The plots show that performance is best with a high C and a low gamma – that is, we should not fit the data too tightly to either of these points. In the end, C=20 and gamma=3 worked for the general case. Overall results for RBF SVM are given in Table 2. These are compared with a keyword-match baseline, which matches texts if any of the keywords for a given actionability type are present.
This actionability extraction, coupled with the informativeness filtering, is released as an open source tool Emina at https://github.com/GateNLP/emina.
5 Profile of a Crisis
Using both informativeness filtering and actionability classification, we are able to see how the kind of actionable information in a crisis situation develops over time. To this end, we applied informativeness filtering and then actionability extraction to messages around individual crises in prior datasets.
To measure the balance of actionable information over time, we bucketed messages according to their timestamps and then calculated the proportion of each actionability type. The results are shown in a proportional stacked bar chart. That is to say, for each time slot, the chart shows the proportion of actionable information during that period. If the dominant information type is “needs”, then this second will have a larger proportion than the others, regardless of volume. An example for the 2013 Alberta floods is shown in Figure 5. This kind of visualization is an accessible summary of the profile of the crisis over time.
Filtering out uninformative messages is crucial to effective use of human monitors of electronic messages during a crisis. The majority of inputs in recent crises are irrelevant, and systems that preprocess and reduce the volume of irrelevant messages become invaluable. We developed a pair of techniques that first remove the bulk of irrelevant messages, and then attempt to select particular kinds of actionable messages, according to some top-level actionability categories.
We were able to extract informative messages at over 90% accuracy, incorporating both the accurate selection of informative content and also avoiding extraction of non-informative content. Furthermore, we were able to recall between 50% and 70% of actionable information over eight individual information classes. The results presented in this paper are a first step to examine the feasibility of automatically identifying informative, and actionable messages such as those present from social media sources during a crisis event. While the results in this paper are promising, further research is needed to improve this approach. More importantly, given the importance of data and responsibilities of crisis responders, additional research is needed into the risks and ethics associated with automatic data processing.
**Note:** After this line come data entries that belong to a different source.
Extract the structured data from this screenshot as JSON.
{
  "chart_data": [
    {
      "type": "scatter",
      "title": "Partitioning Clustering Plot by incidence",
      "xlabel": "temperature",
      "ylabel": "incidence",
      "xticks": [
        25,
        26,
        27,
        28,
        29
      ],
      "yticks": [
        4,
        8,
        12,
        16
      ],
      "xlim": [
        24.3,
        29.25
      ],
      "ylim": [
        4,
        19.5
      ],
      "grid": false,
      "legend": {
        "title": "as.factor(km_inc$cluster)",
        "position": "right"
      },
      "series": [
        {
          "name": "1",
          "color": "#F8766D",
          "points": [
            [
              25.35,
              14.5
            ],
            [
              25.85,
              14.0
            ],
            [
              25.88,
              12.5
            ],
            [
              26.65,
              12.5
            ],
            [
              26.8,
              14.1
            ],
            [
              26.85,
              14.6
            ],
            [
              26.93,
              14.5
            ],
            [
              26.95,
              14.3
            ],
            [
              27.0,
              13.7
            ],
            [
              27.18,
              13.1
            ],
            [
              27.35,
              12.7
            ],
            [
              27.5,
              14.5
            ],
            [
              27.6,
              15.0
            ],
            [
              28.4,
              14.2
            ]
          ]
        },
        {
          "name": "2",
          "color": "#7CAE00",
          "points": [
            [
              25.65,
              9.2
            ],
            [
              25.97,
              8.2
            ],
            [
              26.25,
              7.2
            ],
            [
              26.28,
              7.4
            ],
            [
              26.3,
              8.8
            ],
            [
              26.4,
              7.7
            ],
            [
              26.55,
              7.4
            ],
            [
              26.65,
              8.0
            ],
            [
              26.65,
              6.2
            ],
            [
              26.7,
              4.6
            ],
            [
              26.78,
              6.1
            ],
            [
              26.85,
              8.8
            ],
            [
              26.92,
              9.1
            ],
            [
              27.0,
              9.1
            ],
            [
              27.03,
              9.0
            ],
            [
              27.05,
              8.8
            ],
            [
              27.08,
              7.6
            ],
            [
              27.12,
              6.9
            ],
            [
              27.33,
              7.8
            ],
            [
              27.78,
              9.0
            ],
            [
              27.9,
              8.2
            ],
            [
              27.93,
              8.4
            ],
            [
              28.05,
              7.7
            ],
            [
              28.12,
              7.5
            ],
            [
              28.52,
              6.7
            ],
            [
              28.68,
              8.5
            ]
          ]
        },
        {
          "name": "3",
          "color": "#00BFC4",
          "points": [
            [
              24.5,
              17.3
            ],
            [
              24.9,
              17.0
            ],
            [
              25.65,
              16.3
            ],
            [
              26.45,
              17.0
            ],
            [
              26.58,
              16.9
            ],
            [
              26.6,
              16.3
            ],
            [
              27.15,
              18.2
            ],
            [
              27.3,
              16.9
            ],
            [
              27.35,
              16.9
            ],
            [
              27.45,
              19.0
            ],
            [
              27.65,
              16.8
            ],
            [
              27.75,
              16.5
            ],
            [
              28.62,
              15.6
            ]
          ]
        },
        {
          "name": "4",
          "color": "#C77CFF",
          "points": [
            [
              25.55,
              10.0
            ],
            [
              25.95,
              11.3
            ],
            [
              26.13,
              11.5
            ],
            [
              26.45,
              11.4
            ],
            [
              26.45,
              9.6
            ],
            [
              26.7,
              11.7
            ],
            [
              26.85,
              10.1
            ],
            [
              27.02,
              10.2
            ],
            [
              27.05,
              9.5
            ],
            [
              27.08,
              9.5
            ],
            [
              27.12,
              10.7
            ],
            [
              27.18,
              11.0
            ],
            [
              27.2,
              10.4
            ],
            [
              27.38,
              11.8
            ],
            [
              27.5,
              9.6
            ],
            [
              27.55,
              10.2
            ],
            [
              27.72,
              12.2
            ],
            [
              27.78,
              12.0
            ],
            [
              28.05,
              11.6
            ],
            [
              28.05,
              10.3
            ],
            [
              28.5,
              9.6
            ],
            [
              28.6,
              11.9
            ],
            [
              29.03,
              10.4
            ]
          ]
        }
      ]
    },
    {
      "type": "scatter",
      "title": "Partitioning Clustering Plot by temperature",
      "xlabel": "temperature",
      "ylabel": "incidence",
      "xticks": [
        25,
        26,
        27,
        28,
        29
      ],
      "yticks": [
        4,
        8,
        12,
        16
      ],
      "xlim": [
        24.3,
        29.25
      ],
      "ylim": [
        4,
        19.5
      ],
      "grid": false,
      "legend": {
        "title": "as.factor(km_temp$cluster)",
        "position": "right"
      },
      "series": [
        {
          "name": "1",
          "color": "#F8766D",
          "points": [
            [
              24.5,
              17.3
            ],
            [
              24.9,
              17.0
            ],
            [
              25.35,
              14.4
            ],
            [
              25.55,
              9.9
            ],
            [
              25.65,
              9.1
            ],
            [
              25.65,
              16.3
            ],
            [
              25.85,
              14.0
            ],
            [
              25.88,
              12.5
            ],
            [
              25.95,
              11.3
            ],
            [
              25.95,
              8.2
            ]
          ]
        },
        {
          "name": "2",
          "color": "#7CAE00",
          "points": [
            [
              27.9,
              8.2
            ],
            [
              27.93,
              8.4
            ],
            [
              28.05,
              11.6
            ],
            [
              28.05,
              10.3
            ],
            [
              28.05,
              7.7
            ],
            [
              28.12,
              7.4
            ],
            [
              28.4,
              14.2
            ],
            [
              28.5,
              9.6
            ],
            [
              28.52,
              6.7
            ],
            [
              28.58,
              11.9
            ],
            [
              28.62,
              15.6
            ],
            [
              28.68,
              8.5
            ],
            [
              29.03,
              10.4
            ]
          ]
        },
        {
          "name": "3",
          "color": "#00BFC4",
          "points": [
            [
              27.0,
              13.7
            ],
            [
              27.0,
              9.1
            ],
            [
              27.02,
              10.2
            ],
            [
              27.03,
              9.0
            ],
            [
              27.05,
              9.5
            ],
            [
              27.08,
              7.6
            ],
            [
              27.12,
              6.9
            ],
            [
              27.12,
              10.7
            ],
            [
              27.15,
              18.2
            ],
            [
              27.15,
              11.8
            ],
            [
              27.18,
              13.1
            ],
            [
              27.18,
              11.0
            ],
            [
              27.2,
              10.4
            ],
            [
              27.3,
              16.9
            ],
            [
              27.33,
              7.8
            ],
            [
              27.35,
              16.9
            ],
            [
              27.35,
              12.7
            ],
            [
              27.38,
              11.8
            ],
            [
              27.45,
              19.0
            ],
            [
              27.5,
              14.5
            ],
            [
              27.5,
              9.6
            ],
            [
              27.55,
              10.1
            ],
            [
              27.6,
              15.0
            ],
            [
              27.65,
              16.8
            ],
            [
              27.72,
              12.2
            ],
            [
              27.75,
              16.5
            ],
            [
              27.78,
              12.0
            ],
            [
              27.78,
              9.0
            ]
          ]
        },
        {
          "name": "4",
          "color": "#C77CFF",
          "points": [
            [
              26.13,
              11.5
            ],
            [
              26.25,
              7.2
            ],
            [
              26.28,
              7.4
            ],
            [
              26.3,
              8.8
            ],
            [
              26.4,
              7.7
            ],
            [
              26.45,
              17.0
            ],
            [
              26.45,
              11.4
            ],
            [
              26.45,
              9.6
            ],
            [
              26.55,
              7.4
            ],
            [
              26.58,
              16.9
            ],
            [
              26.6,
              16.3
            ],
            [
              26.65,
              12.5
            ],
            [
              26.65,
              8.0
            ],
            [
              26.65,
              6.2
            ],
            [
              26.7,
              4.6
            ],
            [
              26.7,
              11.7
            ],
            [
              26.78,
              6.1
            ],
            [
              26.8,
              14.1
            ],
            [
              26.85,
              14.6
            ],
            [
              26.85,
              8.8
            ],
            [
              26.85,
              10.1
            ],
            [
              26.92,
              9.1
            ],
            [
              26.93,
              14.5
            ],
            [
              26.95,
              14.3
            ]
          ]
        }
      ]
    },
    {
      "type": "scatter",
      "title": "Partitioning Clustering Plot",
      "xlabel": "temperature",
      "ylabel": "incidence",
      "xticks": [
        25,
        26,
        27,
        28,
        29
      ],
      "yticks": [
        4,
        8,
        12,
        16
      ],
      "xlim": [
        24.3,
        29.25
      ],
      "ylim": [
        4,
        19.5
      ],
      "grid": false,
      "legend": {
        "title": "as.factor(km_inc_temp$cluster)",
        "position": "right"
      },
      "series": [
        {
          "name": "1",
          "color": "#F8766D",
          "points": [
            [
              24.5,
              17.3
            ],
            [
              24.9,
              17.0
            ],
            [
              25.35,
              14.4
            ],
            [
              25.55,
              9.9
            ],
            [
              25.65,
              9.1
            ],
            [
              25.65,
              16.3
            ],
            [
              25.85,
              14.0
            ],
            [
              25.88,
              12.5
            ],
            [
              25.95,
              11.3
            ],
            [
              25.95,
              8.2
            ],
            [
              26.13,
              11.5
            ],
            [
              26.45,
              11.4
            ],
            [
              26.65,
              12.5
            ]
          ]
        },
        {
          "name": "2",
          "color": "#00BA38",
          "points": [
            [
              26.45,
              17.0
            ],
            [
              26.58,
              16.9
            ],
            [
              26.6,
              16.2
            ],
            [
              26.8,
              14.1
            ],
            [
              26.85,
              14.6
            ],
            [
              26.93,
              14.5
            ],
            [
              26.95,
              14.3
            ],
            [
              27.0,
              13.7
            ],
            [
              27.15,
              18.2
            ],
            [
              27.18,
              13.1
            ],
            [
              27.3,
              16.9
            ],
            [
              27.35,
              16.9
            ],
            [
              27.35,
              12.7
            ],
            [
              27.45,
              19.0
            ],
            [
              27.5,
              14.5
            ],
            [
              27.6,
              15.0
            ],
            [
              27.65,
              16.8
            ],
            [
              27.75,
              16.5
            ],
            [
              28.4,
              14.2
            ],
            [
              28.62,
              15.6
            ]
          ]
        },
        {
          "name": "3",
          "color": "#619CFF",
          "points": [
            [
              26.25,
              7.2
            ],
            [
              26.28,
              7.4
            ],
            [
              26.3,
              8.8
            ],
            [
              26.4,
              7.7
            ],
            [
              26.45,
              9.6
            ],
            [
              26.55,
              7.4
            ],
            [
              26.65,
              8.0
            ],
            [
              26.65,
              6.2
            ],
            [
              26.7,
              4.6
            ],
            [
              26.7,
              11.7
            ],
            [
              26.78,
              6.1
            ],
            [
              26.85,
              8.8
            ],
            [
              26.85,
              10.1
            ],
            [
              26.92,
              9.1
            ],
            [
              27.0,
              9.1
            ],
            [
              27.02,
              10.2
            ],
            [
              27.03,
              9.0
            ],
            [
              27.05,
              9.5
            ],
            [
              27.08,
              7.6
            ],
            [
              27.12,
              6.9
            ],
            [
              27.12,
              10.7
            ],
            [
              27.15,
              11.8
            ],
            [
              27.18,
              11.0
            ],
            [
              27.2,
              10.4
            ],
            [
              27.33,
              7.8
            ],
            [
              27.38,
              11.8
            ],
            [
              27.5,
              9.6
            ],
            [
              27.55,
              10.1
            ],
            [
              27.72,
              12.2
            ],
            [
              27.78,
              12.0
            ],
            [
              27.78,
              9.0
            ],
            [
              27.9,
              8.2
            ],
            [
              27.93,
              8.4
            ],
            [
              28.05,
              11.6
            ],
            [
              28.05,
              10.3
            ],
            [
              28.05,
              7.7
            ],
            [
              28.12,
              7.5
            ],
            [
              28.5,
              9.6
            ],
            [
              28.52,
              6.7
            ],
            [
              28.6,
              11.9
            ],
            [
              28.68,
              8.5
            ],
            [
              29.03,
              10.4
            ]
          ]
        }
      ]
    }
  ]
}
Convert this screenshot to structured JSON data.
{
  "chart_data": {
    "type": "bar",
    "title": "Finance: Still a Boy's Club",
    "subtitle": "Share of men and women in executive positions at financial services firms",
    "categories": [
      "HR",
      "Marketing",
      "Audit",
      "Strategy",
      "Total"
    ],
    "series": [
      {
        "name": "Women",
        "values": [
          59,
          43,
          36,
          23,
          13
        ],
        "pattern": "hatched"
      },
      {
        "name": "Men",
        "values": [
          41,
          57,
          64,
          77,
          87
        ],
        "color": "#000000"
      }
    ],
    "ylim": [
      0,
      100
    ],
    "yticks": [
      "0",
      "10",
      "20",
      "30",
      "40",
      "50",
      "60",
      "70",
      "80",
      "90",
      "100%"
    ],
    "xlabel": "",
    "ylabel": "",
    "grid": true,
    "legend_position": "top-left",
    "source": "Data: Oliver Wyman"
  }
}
With automated services and tools, like Emina presented in this paper, we gain the potential to support crisis responders, digital volunteers and communities themselves in processing large volumes of data.
This work was supported by funding from the European Commission through grant agreement 687847, Comrades. The authors are grateful to CrowdFlower and Rob Munro for their continued support and the resources generously donated which enabled creation of these datasets, as well as to Pushshift.io and Jason Baumgartner, who helped provide the Irma data rapidly during and after the crisis.